The new line, dubbed the 40 series, is set to include an SUV, sedan and hatchback as well as an all-electric model, the company said on April 18. The cars, based on a new platform shared with Volvo’s Chinese owner Zhejiang Geely Holding Group Co., is part of a push to boost sales by about two-thirds.
Volvo’s new compact cars will “have an energy, a disruptive and engaging urban character that makes them stand out among the crowd,” Thomas Ingenlath, the Swedish carmaker’s design chief, said in the statement. “This is the flavor of small Volvos to come.”

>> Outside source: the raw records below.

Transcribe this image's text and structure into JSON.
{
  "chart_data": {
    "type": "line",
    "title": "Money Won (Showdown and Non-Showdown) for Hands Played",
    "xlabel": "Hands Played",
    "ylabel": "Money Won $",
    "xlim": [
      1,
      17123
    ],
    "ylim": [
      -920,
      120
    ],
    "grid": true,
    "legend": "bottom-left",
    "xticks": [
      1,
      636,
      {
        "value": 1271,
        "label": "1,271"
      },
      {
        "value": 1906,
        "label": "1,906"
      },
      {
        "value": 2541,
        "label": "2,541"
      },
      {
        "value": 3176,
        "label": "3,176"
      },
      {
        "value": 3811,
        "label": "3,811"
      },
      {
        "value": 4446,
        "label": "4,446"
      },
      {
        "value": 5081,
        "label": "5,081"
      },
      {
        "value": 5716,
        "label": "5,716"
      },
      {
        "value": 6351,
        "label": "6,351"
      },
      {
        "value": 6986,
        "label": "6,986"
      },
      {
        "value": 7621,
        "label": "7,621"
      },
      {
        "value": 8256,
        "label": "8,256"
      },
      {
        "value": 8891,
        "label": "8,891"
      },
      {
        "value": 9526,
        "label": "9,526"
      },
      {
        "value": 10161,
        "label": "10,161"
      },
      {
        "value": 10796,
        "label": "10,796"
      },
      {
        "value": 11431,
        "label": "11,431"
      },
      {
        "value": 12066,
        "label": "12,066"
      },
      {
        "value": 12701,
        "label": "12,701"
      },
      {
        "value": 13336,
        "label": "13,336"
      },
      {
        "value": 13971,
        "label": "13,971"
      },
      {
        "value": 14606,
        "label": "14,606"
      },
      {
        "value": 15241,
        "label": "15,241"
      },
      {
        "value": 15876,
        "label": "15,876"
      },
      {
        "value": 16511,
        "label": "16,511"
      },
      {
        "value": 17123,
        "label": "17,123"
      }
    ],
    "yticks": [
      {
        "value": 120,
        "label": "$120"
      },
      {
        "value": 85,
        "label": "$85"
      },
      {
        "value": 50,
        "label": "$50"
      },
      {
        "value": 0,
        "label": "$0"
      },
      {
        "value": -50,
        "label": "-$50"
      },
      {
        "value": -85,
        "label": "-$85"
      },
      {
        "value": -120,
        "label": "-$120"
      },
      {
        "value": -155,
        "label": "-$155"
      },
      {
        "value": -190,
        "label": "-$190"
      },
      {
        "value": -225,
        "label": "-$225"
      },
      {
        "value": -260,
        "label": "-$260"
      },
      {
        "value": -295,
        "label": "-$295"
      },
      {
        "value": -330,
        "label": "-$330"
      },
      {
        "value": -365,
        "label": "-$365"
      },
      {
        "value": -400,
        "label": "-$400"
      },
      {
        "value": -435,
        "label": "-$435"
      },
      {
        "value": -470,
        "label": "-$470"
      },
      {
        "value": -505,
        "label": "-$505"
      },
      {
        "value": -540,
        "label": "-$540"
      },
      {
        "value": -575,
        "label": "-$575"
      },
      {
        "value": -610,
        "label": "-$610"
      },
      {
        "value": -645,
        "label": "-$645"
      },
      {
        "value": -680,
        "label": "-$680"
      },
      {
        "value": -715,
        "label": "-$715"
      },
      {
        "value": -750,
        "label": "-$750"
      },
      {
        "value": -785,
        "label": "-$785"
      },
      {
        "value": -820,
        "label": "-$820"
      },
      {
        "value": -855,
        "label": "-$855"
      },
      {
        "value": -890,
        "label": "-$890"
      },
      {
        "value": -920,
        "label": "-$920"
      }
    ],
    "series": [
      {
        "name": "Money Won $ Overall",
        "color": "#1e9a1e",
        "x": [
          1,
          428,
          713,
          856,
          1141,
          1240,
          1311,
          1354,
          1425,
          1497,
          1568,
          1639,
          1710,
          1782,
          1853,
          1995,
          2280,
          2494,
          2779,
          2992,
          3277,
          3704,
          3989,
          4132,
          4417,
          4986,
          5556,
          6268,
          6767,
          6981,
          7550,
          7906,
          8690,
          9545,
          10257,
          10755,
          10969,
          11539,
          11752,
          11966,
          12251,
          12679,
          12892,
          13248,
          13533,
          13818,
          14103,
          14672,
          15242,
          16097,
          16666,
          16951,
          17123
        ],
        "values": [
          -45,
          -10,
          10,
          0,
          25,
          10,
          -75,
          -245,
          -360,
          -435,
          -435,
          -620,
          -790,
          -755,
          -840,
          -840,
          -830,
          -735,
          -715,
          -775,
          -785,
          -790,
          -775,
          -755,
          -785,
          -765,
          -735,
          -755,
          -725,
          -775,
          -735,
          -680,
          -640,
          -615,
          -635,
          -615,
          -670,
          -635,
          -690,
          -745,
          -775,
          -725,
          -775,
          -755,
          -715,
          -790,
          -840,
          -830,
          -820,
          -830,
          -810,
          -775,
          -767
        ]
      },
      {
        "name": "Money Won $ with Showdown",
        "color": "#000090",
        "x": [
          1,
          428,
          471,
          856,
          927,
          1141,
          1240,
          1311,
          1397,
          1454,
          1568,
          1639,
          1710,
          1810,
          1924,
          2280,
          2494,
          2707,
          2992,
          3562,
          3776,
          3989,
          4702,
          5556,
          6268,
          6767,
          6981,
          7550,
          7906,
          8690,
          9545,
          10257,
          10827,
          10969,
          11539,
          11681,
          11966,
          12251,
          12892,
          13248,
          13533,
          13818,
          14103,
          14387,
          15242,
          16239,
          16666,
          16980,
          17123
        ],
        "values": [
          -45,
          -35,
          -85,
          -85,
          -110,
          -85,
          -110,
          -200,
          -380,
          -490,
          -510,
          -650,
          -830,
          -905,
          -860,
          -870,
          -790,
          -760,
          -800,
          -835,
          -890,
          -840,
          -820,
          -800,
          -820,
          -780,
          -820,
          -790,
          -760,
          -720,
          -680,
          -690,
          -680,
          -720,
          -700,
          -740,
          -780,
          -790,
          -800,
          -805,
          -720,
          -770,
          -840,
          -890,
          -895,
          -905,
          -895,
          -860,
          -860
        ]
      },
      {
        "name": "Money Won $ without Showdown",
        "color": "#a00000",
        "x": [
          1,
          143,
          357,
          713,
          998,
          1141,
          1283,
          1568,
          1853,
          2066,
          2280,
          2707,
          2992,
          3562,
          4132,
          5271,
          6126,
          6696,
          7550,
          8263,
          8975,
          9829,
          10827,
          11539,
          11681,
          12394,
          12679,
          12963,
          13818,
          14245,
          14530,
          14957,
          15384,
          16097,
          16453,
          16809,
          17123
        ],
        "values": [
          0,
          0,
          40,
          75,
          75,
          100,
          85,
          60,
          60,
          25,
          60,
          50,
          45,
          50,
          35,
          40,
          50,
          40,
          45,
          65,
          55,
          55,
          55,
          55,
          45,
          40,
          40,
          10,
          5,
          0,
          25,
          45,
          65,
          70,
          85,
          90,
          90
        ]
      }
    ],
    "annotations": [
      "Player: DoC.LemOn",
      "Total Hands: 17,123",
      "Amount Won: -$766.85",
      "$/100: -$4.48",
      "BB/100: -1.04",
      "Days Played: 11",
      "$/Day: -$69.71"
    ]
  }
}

Volvo has a medium-term target of boosting deliveries to about 800,000 vehicles from 503,000 last year to compete against much larger luxury-car rivals like BMW AG and Daimler AG’s Mercedes-Benz. Urban-oriented vehicles are one of the key areas for growth in the segment. Mercedes’s push to pass BMW in sales is fueled largely by small models like the GLA SUV and CLA sedan.
$11 Billion Project
Gothenburg-based Volvo has been modernizing production lines in an $11 billion project since Chinese billionaire Li Shu Fu’s Geely bought the company from Ford Motor Co. in 2010. The XC90 SUV that Volvo brought out last year was the Swedish company’s first model wholly developed and produced under Geely’s ownership. The 40 series will involve the two carmakers’ first major joint engineering work, which saves development costs for the lower margin vehicles.
Volvo’s plant in Ghent, Belgium, will produce the new small cars. The factory has capacity to make about 300,000 vehicles annually. Geely has nine manufacturing sites in China.
“The new 40-series cars have the potential to improve our market penetration in an important, growing segment,” said CEO Hakan Samuelsson.